One of my routines to gauge the current market action is to start at the StockCharts.com Dashboard and take a look at the Market Movers - Most Active for the S&P 500. The link at the bottom left of that widget allows me to open up the RRG for these symbols and see how today's price action fits in with the relative rotation.
The Relative Rotation Graph at the top of the article shows the weekly rotation for this set of symbols. The one stock that stands out in a positive way is EBAY, positioned inside the improving quadrant and heading in a NE direction towards the leading quadrant.
That seems reason enough to bring up the price chart in combination with relative strength.
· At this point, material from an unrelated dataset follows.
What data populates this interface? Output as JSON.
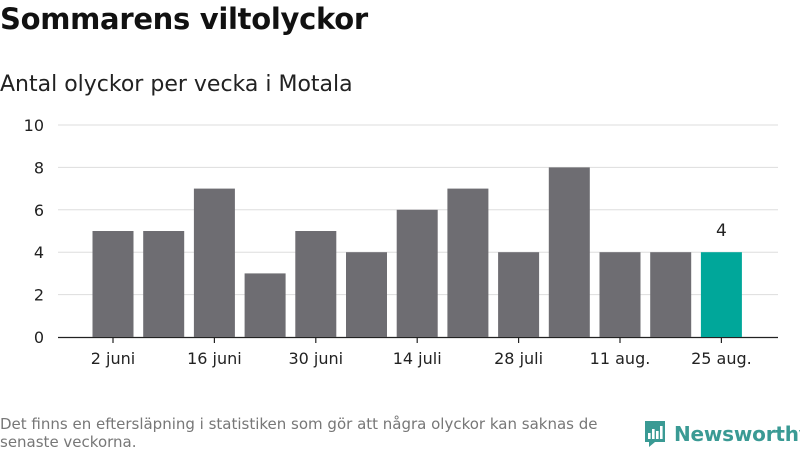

On this weekly chart, we see that EBAY popped above overhead resistance, which is actually more of a range between $58.50-$60.50 than a single level. After reaching a high at $64.85, the price dropped back to around $61 at the moment, which means that we can now see if the old resistance area will start to act as support and catch the decline off the high, before moving higher.
The daily chart reveals that most of this price action took place today when EBAY gapped higher, making the $58.50 - $60.50 area even more of a solid support level.
As EBAY just moved into uncharted territory, the upside is wide open while the downside seems well protected at the aforementioned support zone. This gives a good entry opportunity around current levels, with stops somewhere at the bottom of the gap area or slightly lower.
Relative strength and the position and direction of the tail on the daily RRG certainly support more upside movement, outperforming SPY in the coming days/weeks.
How To Play
Of course, you can buy the stock outright, but don't forget that there are also plenty of possibilities to benefit from some upside movement using options.
Deep in the money calls will give you an almost similar exposure to upside movement in the stock price, but with less risk. April Calls 50 are trading a little over $11. This means that you will be buying EBAY at $61 (50 strike + 11 premium) which is more or less the current stock price. When the price goes up, you will benefit 1:1 with the stock price. When the price goes down, the value of the Call option will initially also decline (almost) at a 1:1 ratio, but, at a certain point, the option price will decrease less fast than the stock price.
Of course the option will expire, in this case in April, while you can hold the stock indefinitely even when the price goes down.